The Mamelukes thus relied upon youths imported from the Caucasus region to keep up their population, which usually stood at between 10,000 and 12,000. When these youths arrived in Egypt, they were usually of prepubescent age, sometimes as young as eight years old, and were immediately subjected to a fierce disciplinary regimen aimed at instilling the warrior virtues of the Mamelukes. Only when a Mameluke reached a certain military rank, and took command of other warriors, did he achieve the status of a free man, whereupon he was allowed to grow a beard. From this time on, the mounted Mameluke was attended by two Egyptian serradj, attendants on foot, who accompanied him into battle, bearing his extra arms.
By the late eighteenth century, Egypt was divided into around two dozen regions, each ruled by its own Mameluke bey, assisted by what was virtually his own private Mameluke army, whose duties remained purely military. No Mameluke ever stooped to labor in the fields or gather the harvest. The beys kept a firm hold over the fellahin, the local peasantry of their own region, extracting taxes and maintaining a regime that kept the fellahin downtrodden and allowed little development of any sort—economic, social or cultural. The territory outside a bey's immediate domain was of little interest to him, which meant that the fierce nomadic Bedouin tribesmen had free rein over the extensive wilderness and desert regions of the country, thus further hindering the development of trade along the routes that passed through these regions.
The beys themselves formed groups of allegiance, creating a hierarchy that supported the two senior sheiks, who ruled from Cairo. One of these was the Sheik el-Beled (chief of the country), who took control of the Ottoman pasha and ensured that the necessary annual tribute was collected and dispatched to Constantinople. The other held the title of Emir el-Hadj (leader of the annual pilgrimage to Mecca), an important post, as the large numbers of pilgrims required protection from the Bedouin and other predators. In general, there were two great pilgrimages during this period. From the west came pilgrims from as far afield as Niger and Morocco, converging on Cairo. From the north, as many as 40,000 pilgrims accompanied by anything up to 35,000 camels converged on Damascus. These pilgrimages then joined up and made their way to Mecca. The organization of the Cairo pilgrimage involved considerable power and military resources, requiring widespread cooperation amongst the beys, a situation which was often placed under considerable strain by unruly Mameluke behavior.
De Tott's arrival in Cairo in 1777 had coincided with one of the frequent shifts of power in the Mameluke hierarchy.

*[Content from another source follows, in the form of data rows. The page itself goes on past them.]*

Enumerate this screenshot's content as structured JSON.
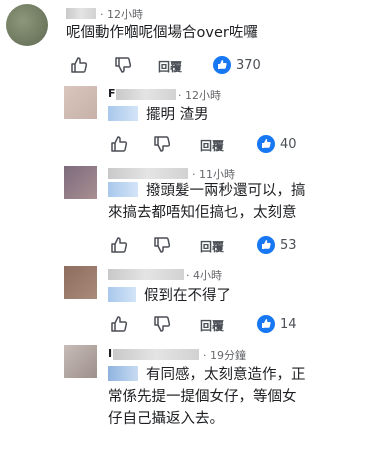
{
  "comments": [
    {
      "time": "· 12小時",
      "text": "呢個動作嗰呢個場合over咗囉",
      "reply_label": "回覆",
      "likes": "370"
    },
    {
      "name_initial": "F",
      "time": "· 12小時",
      "text": "擺明 渣男",
      "reply_label": "回覆",
      "likes": "40"
    },
    {
      "time": "· 11小時",
      "text_line1": "撥頭髮一兩秒還可以，搞",
      "text_line2": "來搞去都唔知佢搞乜，太刻意",
      "reply_label": "回覆",
      "likes": "53"
    },
    {
      "time": "· 4小時",
      "text": "假到在不得了",
      "reply_label": "回覆",
      "likes": "14"
    },
    {
      "name_initial": "I",
      "time": "· 19分鐘",
      "text_line1": "有同感，太刻意造作，正",
      "text_line2": "常係先提一提個女仔，等個女",
      "text_line3": "仔自己攝返入去。"
    }
  ],
  "icons": [
    "thumbs-up-outline-icon",
    "thumbs-down-outline-icon",
    "like-badge-icon"
  ],
  "colors": {
    "accent": "#1877f2",
    "meta": "#65676b",
    "text": "#1c1e21"
  }
}
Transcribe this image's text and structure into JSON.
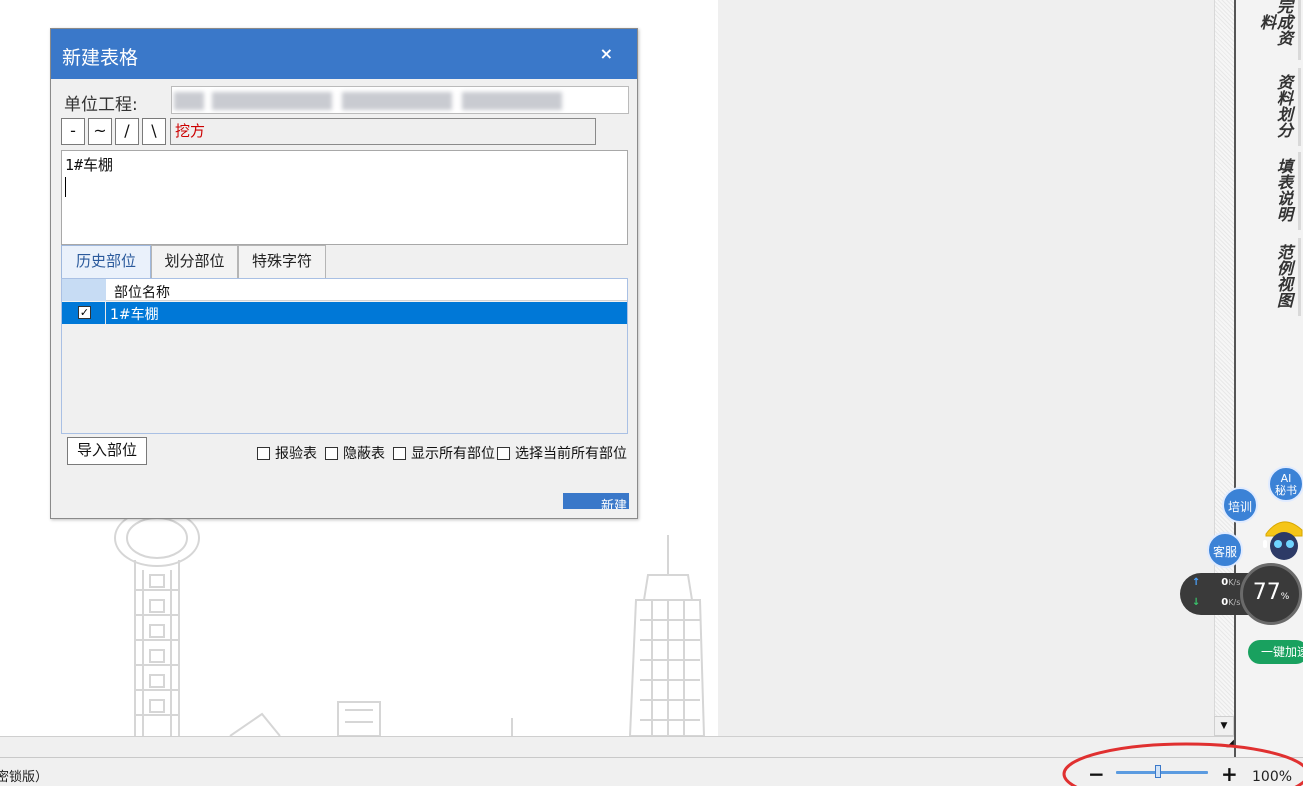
{
  "dialog": {
    "title": "新建表格",
    "close_symbol": "×",
    "unit_label": "单位工程:",
    "unit_value": "",
    "symbols": [
      "-",
      "~",
      "/",
      "\\"
    ],
    "text_field_value": "挖方",
    "textarea_value": "1#车棚",
    "tabs": [
      "历史部位",
      "划分部位",
      "特殊字符"
    ],
    "grid": {
      "column_header": "部位名称",
      "rows": [
        {
          "checked": true,
          "name": "1#车棚"
        }
      ]
    },
    "import_button": "导入部位",
    "checkboxes": [
      "报验表",
      "隐蔽表",
      "显示所有部位",
      "选择当前所有部位"
    ],
    "new_button": "新建"
  },
  "side_tabs": [
    "完成资料",
    "资料划分",
    "填表说明",
    "范例视图"
  ],
  "widgets": {
    "ai_label_1": "AI",
    "ai_label_2": "秘书",
    "training": "培训",
    "service": "客服",
    "upload_speed": "0",
    "download_speed": "0",
    "speed_unit": "K/s",
    "gauge_value": "77",
    "gauge_unit": "%",
    "boost_label": "一键加速"
  },
  "status": {
    "edition_text": "密锁版）"
  },
  "zoom": {
    "minus": "−",
    "plus": "+",
    "value": "100%",
    "level_percent": 100
  },
  "colors": {
    "title_bar": "#3a78c9",
    "selection": "#0078d7",
    "annotation": "#e03030",
    "boost": "#19a15f"
  }
}
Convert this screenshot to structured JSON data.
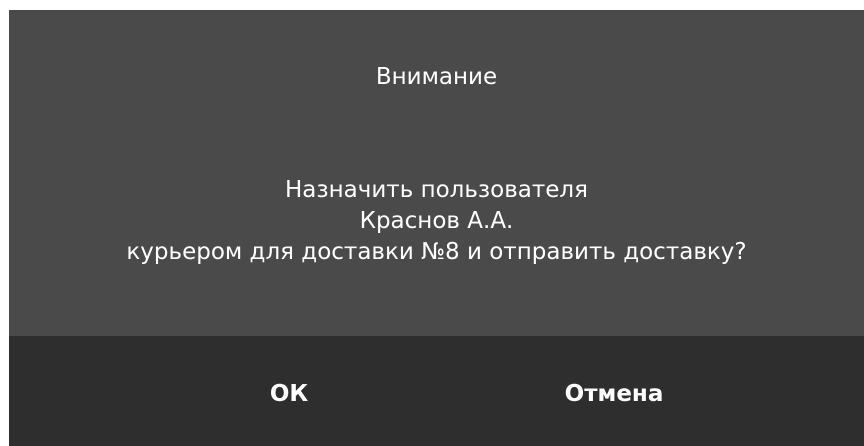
{
  "dialog": {
    "title": "Внимание",
    "message": {
      "line1": "Назначить пользователя",
      "line2": "Краснов А.А.",
      "line3": "курьером для доставки №8 и отправить доставку?"
    },
    "buttons": {
      "ok_label": "ОК",
      "cancel_label": "Отмена"
    }
  },
  "colors": {
    "dialog_background": "#4a4a4a",
    "footer_background": "#2e2e2e",
    "text": "#ffffff"
  }
}
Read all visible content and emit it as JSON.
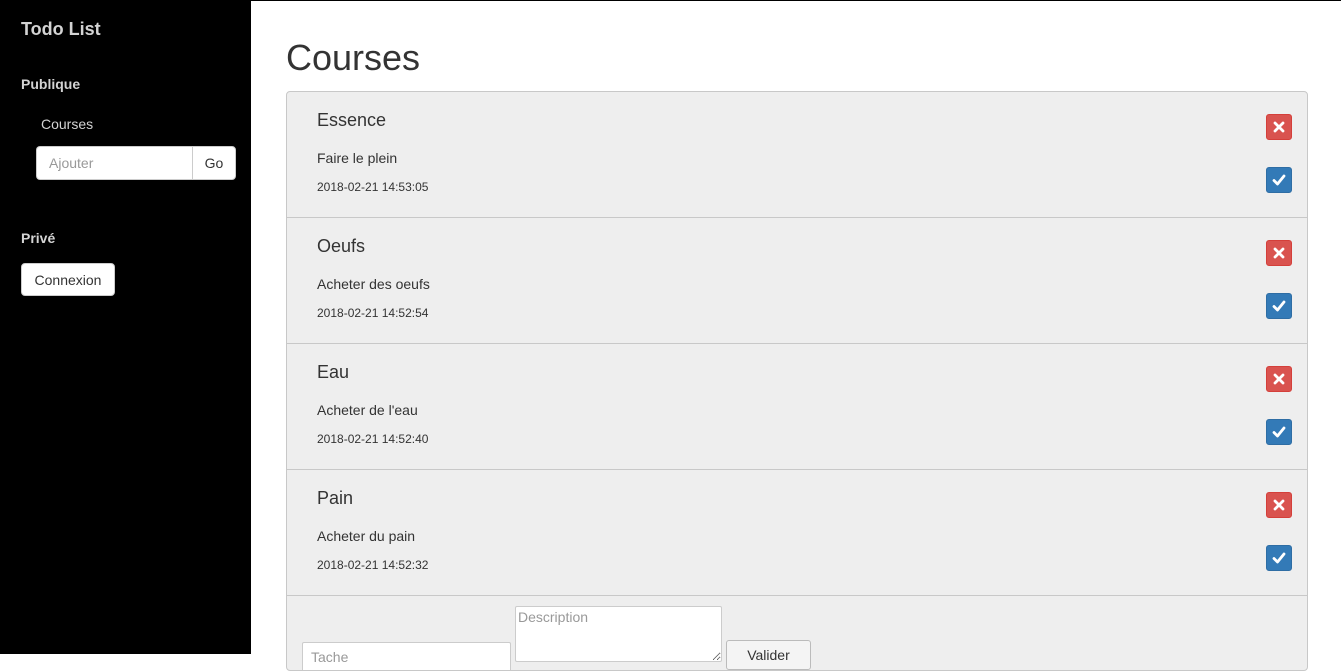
{
  "sidebar": {
    "brand": "Todo List",
    "public_section": {
      "title": "Publique",
      "lists": [
        "Courses"
      ],
      "add_placeholder": "Ajouter",
      "add_button": "Go"
    },
    "private_section": {
      "title": "Privé",
      "login_button": "Connexion"
    }
  },
  "main": {
    "title": "Courses",
    "items": [
      {
        "title": "Essence",
        "description": "Faire le plein",
        "date": "2018-02-21 14:53:05"
      },
      {
        "title": "Oeufs",
        "description": "Acheter des oeufs",
        "date": "2018-02-21 14:52:54"
      },
      {
        "title": "Eau",
        "description": "Acheter de l'eau",
        "date": "2018-02-21 14:52:40"
      },
      {
        "title": "Pain",
        "description": "Acheter du pain",
        "date": "2018-02-21 14:52:32"
      }
    ],
    "form": {
      "task_placeholder": "Tache",
      "description_placeholder": "Description",
      "submit_label": "Valider"
    }
  },
  "icons": {
    "delete": "times-icon",
    "done": "check-icon"
  },
  "colors": {
    "sidebar_bg": "#000000",
    "delete_button": "#d9534f",
    "done_button": "#337ab7",
    "list_bg": "#eeeeee"
  }
}
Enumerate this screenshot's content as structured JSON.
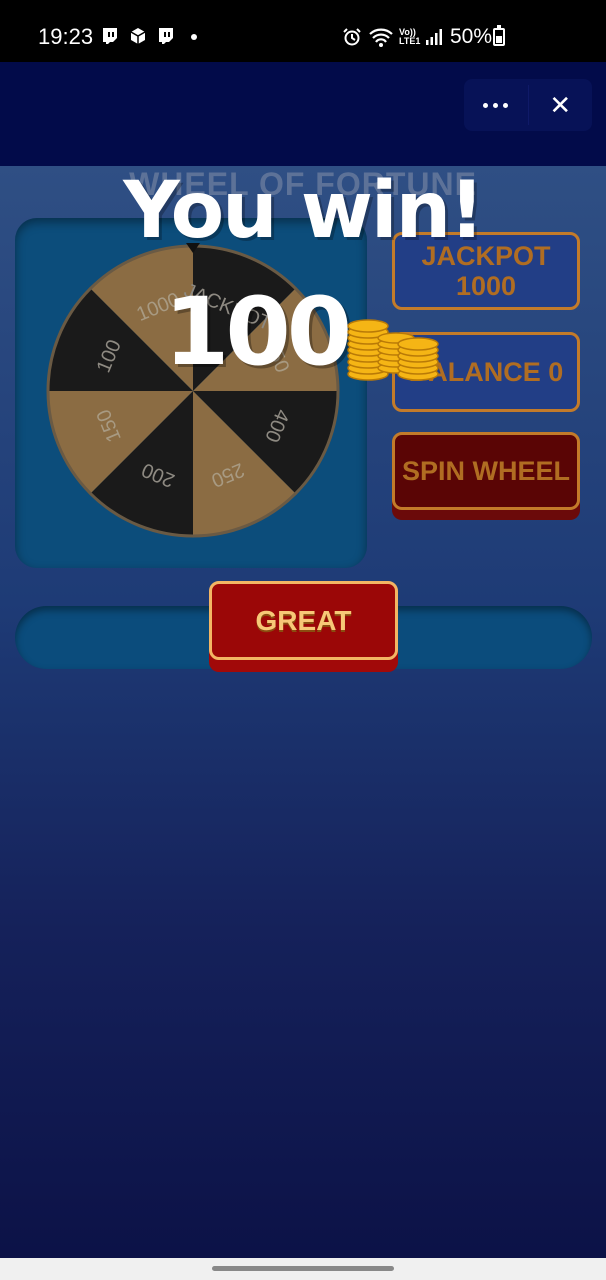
{
  "status_bar": {
    "time": "19:23",
    "left_icons": [
      "twitch-icon",
      "box-icon",
      "twitch-icon",
      "dot-icon"
    ],
    "right_icons": [
      "alarm-icon",
      "wifi-icon",
      "volte-icon",
      "signal-icon"
    ],
    "volte_label": "Vo))\nLTE1",
    "battery_percent": "50%",
    "battery_level": 0.5
  },
  "app_bar": {
    "more_icon": "more-horizontal-icon",
    "close_icon": "close-icon",
    "close_glyph": "✕"
  },
  "game": {
    "title": "WHEEL OF FORTUNE",
    "wheel": {
      "segments": [
        "JACKPOT",
        "750",
        "400",
        "250",
        "200",
        "150",
        "100",
        "1000"
      ],
      "colors": {
        "dark": "#1a1a1a",
        "gold": "#8b6c43"
      }
    },
    "jackpot_label": "JACKPOT\n1000",
    "balance_label": "BALANCE 0",
    "spin_label": "SPIN WHEEL",
    "great_label": "GREAT"
  },
  "win_overlay": {
    "headline": "You win!",
    "amount": "100",
    "reward_icon": "coins-icon"
  }
}
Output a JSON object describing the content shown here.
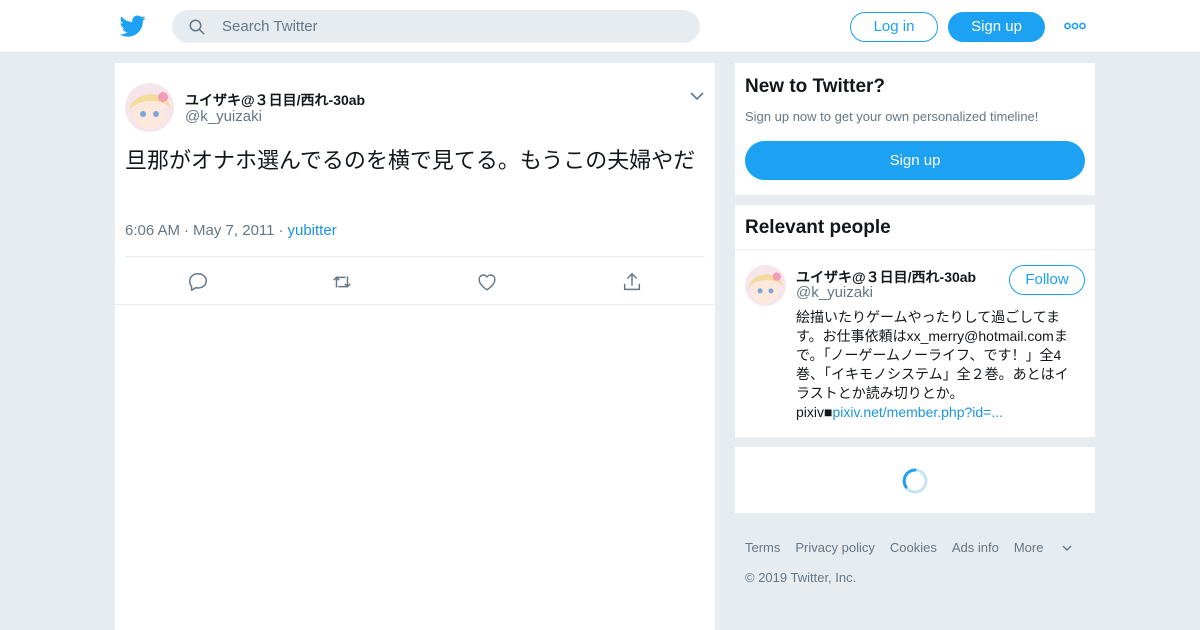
{
  "header": {
    "logo": "twitter-bird-icon",
    "search_placeholder": "Search Twitter",
    "login_label": "Log in",
    "signup_label": "Sign up",
    "more_icon": "more-dots-icon",
    "brand_color": "#1da1f2"
  },
  "tweet": {
    "author_name": "ユイザキ@３日目/西れ-30ab",
    "author_handle": "@k_yuizaki",
    "text": "旦那がオナホ選んでるのを横で見てる。もうこの夫婦やだ",
    "time": "6:06 AM",
    "date": "May 7, 2011",
    "source": "yubitter",
    "actions": [
      "reply-icon",
      "retweet-icon",
      "like-icon",
      "share-icon"
    ]
  },
  "new_to_twitter": {
    "title": "New to Twitter?",
    "subtitle": "Sign up now to get your own personalized timeline!",
    "signup_label": "Sign up"
  },
  "relevant_people": {
    "title": "Relevant people",
    "name": "ユイザキ@３日目/西れ-30ab",
    "handle": "@k_yuizaki",
    "follow_label": "Follow",
    "bio_text": "絵描いたりゲームやったりして過ごしてます。お仕事依頼はxx_merry@hotmail.comまで。「ノーゲームノーライフ、です！」全4巻、「イキモノシステム」全２巻。あとはイラストとか読み切りとか。pixiv■",
    "bio_link": "pixiv.net/member.php?id=..."
  },
  "footer": {
    "terms": "Terms",
    "privacy": "Privacy policy",
    "cookies": "Cookies",
    "ads_info": "Ads info",
    "more": "More",
    "copyright": "© 2019 Twitter, Inc."
  }
}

However, his eventual report to the French Ministry of the Navy was determinedly optimistic. Despite the little difficulty he had encountered in Cairo, he could see, or chose to see, no problem whatsoever in mounting an invasion, which would result in "the peaceful occupation of a defenseless country." This report was gratefully received in Paris, where it met with the fate of so many such reports: it was duly filed and ignored.